At Norfork Elementary School in Norfork, Arkansas, Wade Geery, a trained GLOBE teacher, and his sixth grade students are anxiously waiting for the arrival of the first Ruby-throated Hummingbird, on the birds' spring migration path from Central America to Canada. The students have been collecting data on the Ruby-throated Hummingbirds for the past two years: observing the first arrival dates of each gender, noting the relative number of hummingbirds throughout each season, observing what flowers the birds visit and noting the departure date of the last hummingbird in the birds' fall migration to Central America. The hummingbirds settle in Southern Mexico and Northern Panama during winter after migrating across the Gulf of Mexico. The birds return to the United States and Canada during the spring and summer seasons.

The students' data is compiled for Operation RubyThroat: The Hummingbird Project, an international initiative, started in 1999 by Bill Hilton, to study the behavior and distribution of Ruby-throated Hummingbirds through collaboration between students, teachers, and others. The Hilton Pond Center for Piedmont History in York, South Carolina, has been the headquarters for Operation RubyThroat. Participants of all ages live in the United States, Canada, Mexico and Central America, countries where the Ruby-throated Hummingbird regularly appears.
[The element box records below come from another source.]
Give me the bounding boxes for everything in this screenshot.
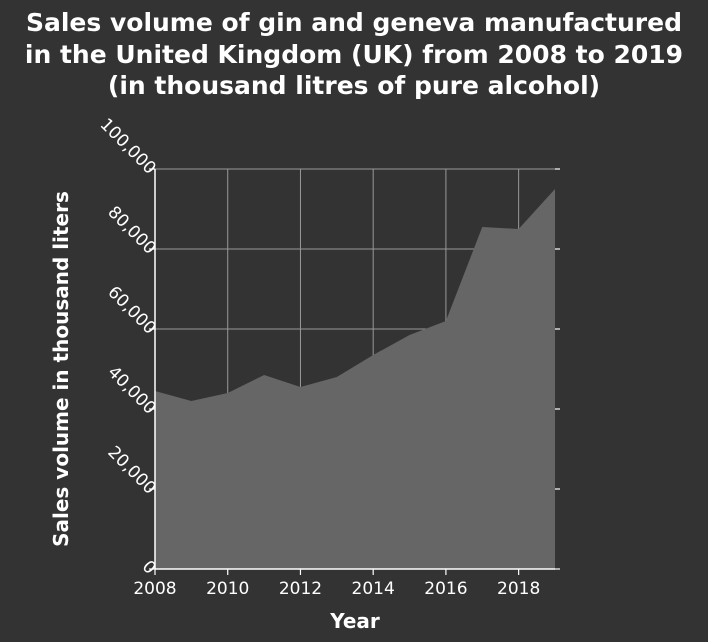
x-axis-label: Year [329, 609, 380, 633]
chart-title-line-1: Sales volume of gin and geneva manufactu… [26, 8, 682, 37]
x-tick-label: 2008 [133, 579, 176, 599]
x-tick-label: 2010 [206, 579, 249, 599]
series-area [155, 189, 555, 569]
axes [149, 168, 560, 575]
y-tick-label: 60,000 [103, 282, 159, 338]
x-tick-label: 2018 [497, 579, 540, 599]
y-tick-label: 100,000 [96, 115, 160, 179]
x-tick-label: 2012 [279, 579, 322, 599]
chart-title-line-2: in the United Kingdom (UK) from 2008 to … [25, 40, 683, 69]
y-axis-label: Sales volume in thousand liters [49, 191, 73, 547]
chart-title-line-3: (in thousand litres of pure alcohol) [108, 71, 600, 100]
y-tick-label: 0 [138, 557, 160, 579]
y-tick-label: 80,000 [103, 202, 159, 258]
y-tick-label: 20,000 [103, 442, 159, 498]
y-tick-label: 40,000 [103, 362, 159, 418]
x-tick-label: 2016 [424, 579, 467, 599]
x-tick-label: 2014 [352, 579, 395, 599]
chart-title: Sales volume of gin and geneva manufactu… [25, 8, 683, 100]
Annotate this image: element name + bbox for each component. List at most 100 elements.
In 2001, "Operation RubyThroat" partnered with GLOBE to implement hummingbird protocols in about 50 schools across 38 states. Teachers from these schools have attended GLOBE certification workshops to learn animal behavior protocols to assist in their observations of birds.
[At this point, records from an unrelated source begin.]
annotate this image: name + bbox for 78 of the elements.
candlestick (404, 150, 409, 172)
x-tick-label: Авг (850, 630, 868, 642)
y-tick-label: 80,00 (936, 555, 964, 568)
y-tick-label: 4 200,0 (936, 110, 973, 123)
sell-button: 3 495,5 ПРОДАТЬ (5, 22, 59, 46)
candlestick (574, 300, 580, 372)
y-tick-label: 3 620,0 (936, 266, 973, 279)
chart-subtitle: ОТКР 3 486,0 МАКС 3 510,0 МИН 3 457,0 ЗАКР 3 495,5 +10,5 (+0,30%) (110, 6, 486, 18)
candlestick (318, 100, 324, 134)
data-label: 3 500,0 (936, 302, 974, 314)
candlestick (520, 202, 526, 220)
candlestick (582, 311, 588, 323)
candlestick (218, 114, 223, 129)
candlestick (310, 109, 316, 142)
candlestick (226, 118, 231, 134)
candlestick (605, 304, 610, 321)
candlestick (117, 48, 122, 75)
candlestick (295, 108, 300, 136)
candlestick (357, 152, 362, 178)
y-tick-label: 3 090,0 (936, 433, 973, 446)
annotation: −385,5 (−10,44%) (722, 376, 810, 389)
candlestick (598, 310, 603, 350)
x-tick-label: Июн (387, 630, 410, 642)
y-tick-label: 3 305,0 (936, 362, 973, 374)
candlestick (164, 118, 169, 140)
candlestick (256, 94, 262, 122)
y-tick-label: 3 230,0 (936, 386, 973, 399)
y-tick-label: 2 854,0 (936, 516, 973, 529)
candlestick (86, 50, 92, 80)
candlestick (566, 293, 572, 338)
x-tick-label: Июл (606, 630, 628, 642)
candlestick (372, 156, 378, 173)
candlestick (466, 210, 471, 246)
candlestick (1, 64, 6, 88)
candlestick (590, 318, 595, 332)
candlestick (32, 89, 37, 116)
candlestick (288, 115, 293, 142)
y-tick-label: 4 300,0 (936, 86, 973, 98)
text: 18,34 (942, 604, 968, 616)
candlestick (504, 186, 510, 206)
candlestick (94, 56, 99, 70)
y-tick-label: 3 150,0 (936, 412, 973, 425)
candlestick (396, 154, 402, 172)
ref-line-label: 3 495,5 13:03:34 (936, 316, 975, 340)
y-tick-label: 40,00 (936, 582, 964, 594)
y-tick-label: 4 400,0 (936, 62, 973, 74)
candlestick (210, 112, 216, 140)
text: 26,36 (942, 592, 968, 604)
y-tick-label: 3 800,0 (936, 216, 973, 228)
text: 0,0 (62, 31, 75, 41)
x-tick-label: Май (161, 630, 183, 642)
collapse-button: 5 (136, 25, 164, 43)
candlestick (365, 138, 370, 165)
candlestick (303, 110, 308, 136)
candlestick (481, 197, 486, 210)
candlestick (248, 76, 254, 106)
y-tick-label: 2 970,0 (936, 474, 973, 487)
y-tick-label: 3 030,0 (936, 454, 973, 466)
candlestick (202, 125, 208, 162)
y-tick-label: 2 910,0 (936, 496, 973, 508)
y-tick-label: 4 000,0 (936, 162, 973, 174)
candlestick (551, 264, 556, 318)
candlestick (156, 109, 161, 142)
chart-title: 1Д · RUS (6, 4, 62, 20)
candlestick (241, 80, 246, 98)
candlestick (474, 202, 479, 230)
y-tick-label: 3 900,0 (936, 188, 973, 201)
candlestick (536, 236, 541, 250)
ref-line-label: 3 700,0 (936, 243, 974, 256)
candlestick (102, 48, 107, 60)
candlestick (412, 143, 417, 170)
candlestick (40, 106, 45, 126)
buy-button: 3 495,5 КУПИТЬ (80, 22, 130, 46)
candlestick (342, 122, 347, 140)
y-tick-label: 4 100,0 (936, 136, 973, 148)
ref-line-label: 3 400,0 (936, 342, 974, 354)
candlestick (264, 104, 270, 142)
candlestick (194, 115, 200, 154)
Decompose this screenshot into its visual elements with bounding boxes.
Bill Hilton has worked with diverse student populations along the migration path. He has found that some students, particularly in urban areas, have never heard of a hummingbird and are unaware of what the creature looks like. For those students, this program has given them an awareness of the diversity that exists within their global environment.

Students admiring their hummingbird feeder.
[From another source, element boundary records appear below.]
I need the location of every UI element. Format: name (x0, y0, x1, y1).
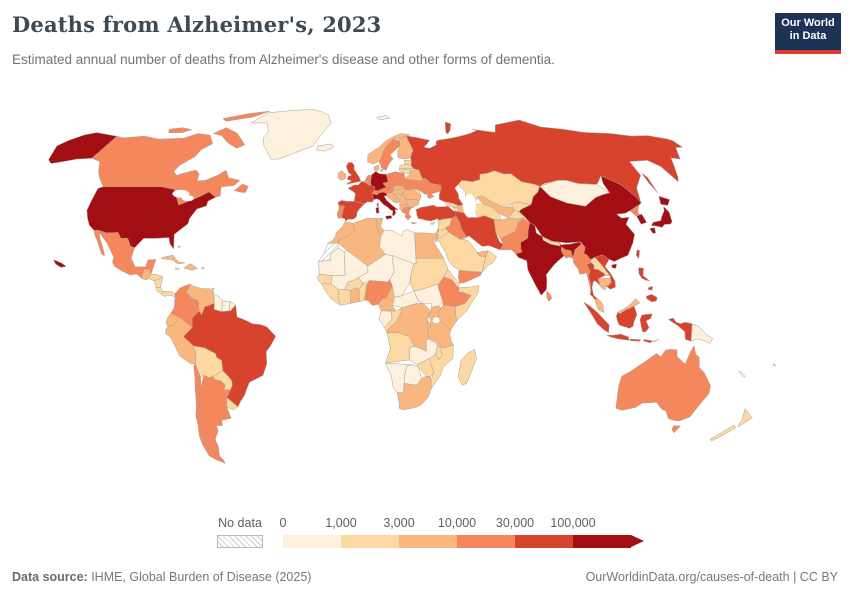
country-south-africa[interactable] (396, 375, 432, 411)
country-united-kingdom[interactable] (346, 162, 362, 185)
country-svalbard[interactable] (376, 115, 390, 121)
country-tajikistan[interactable] (507, 209, 525, 220)
license-note[interactable]: OurWorldinData.org/causes-of-death | CC … (585, 570, 838, 584)
country-denmark[interactable] (373, 164, 384, 173)
water-overlays (172, 189, 476, 324)
country-bulgaria[interactable] (406, 199, 420, 208)
country-sri-lanka[interactable] (546, 290, 553, 302)
country-new-caledonia[interactable] (738, 370, 746, 378)
country-taiwan[interactable] (635, 249, 640, 259)
country-ukraine[interactable] (403, 177, 442, 200)
country-philippines[interactable] (638, 267, 658, 303)
owid-logo-line1: Our World (781, 17, 835, 29)
owid-logo-line2: in Data (789, 30, 827, 42)
country-fiji[interactable] (772, 363, 777, 367)
country-chile[interactable] (193, 363, 226, 464)
country-mexico[interactable] (93, 230, 157, 279)
country-cyprus[interactable] (429, 221, 436, 226)
lake (463, 193, 476, 218)
country-canada[interactable] (91, 110, 271, 206)
country-cameroon[interactable] (377, 286, 397, 312)
country-japan[interactable] (649, 195, 673, 234)
country-south-korea[interactable] (636, 213, 647, 225)
lake (432, 317, 440, 324)
country-senegal[interactable] (316, 273, 333, 285)
country-puerto-rico[interactable] (200, 267, 206, 270)
country-guyana[interactable] (213, 294, 223, 312)
country-portugal[interactable] (336, 205, 345, 219)
owid-logo[interactable]: Our World in Data (775, 13, 841, 54)
country-france[interactable] (347, 181, 379, 207)
country-spain[interactable] (337, 200, 365, 222)
country-jamaica[interactable] (175, 267, 181, 271)
country-timor-leste[interactable] (651, 339, 660, 343)
country-trinidad[interactable] (211, 287, 215, 291)
country-bangladesh[interactable] (560, 246, 574, 259)
country-new-zealand[interactable] (709, 408, 753, 442)
country-cambodia[interactable] (597, 277, 612, 291)
country-north-korea[interactable] (629, 204, 641, 217)
page-subtitle: Estimated annual number of deaths from A… (12, 52, 555, 67)
country-iceland[interactable] (316, 143, 334, 152)
country-bahamas[interactable] (178, 245, 182, 249)
country-yemen[interactable] (458, 270, 483, 284)
country-belarus[interactable] (404, 169, 423, 182)
country-honduras[interactable] (148, 274, 164, 282)
country-mongolia[interactable] (539, 180, 610, 207)
country-indonesia[interactable] (583, 301, 693, 344)
country-mozambique[interactable] (429, 344, 454, 389)
country-cuba[interactable] (160, 254, 186, 265)
country-finland[interactable] (397, 135, 414, 160)
country-congo[interactable] (384, 307, 403, 333)
country-suriname[interactable] (221, 300, 231, 312)
country-madagascar[interactable] (457, 349, 477, 386)
country-panama[interactable] (161, 291, 176, 297)
country-uae[interactable] (477, 250, 489, 257)
country-ivory-coast[interactable] (337, 289, 351, 306)
country-hispaniola[interactable] (183, 263, 198, 271)
country-papua-new-guinea[interactable] (690, 323, 713, 344)
data-source-text: IHME, Global Burden of Disease (2025) (87, 570, 312, 584)
page-title: Deaths from Alzheimer's, 2023 (12, 12, 382, 37)
owid-logo-red-bar (775, 50, 841, 54)
country-latvia[interactable] (398, 164, 414, 169)
country-sweden[interactable] (379, 139, 401, 171)
country-georgia[interactable] (443, 201, 460, 208)
country-burkina-faso[interactable] (344, 277, 363, 291)
lake (182, 195, 194, 202)
country-greenland[interactable] (250, 109, 332, 160)
country-australia[interactable] (615, 345, 711, 434)
country-costa-rica[interactable] (155, 286, 164, 295)
data-source: Data source: IHME, Global Burden of Dise… (12, 570, 311, 584)
data-source-label: Data source: (12, 570, 88, 584)
country-greece[interactable] (401, 206, 417, 225)
country-lithuania[interactable] (398, 168, 411, 175)
country-moldova[interactable] (413, 188, 422, 197)
country-nepal[interactable] (542, 236, 561, 247)
country-ireland[interactable] (337, 170, 347, 181)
At Norfork Elementary, GLOBE students have developed the skills to hypothesize and draw conclusions based on their observations of the birds in their habitat. Last fall, during the hummingbird migration, students were able to identify specific birds according to their unique plumage. Also, the students have learned to identify the differences between male and female hummingbirds. Bill Hilton uses the data collected to look for trends, correlating climate change to hummingbird population and migration. Factors such as land cover, rising temperatures, and natural disasters can alter the hummingbird populations and migration paths from season to season. Thus, the data submitted by the GLOBE students provides insight into the larger issue of global climate change and its effects on the environment.

Wade Geery, a science teacher at Norfork Elementary, believes that, "for students to understand science, they have to experience (and behave like) scientists. It is not enough to teach the nature of science. Experience is the greatest teacher." He has challenged his students to predict the date when the first Ruby-throated Hummingbird will arrive this spring. The students are encouraged to research any accessible data such as local newspapers, other media, folklore, and GLOBE data compiled from the past two years. The winning student with the closest prediction to the actual arrival date will receive a gift certificate to a local store. Tessa J. wrote, "I chose the date of 14 May because that is the day before my birthday and I remember looking at hummingbirds that day (last year)." Jacob S. said he chose the 14th of April because "I looked in the Almanac, talked to my Grandpa, and looked on the internet."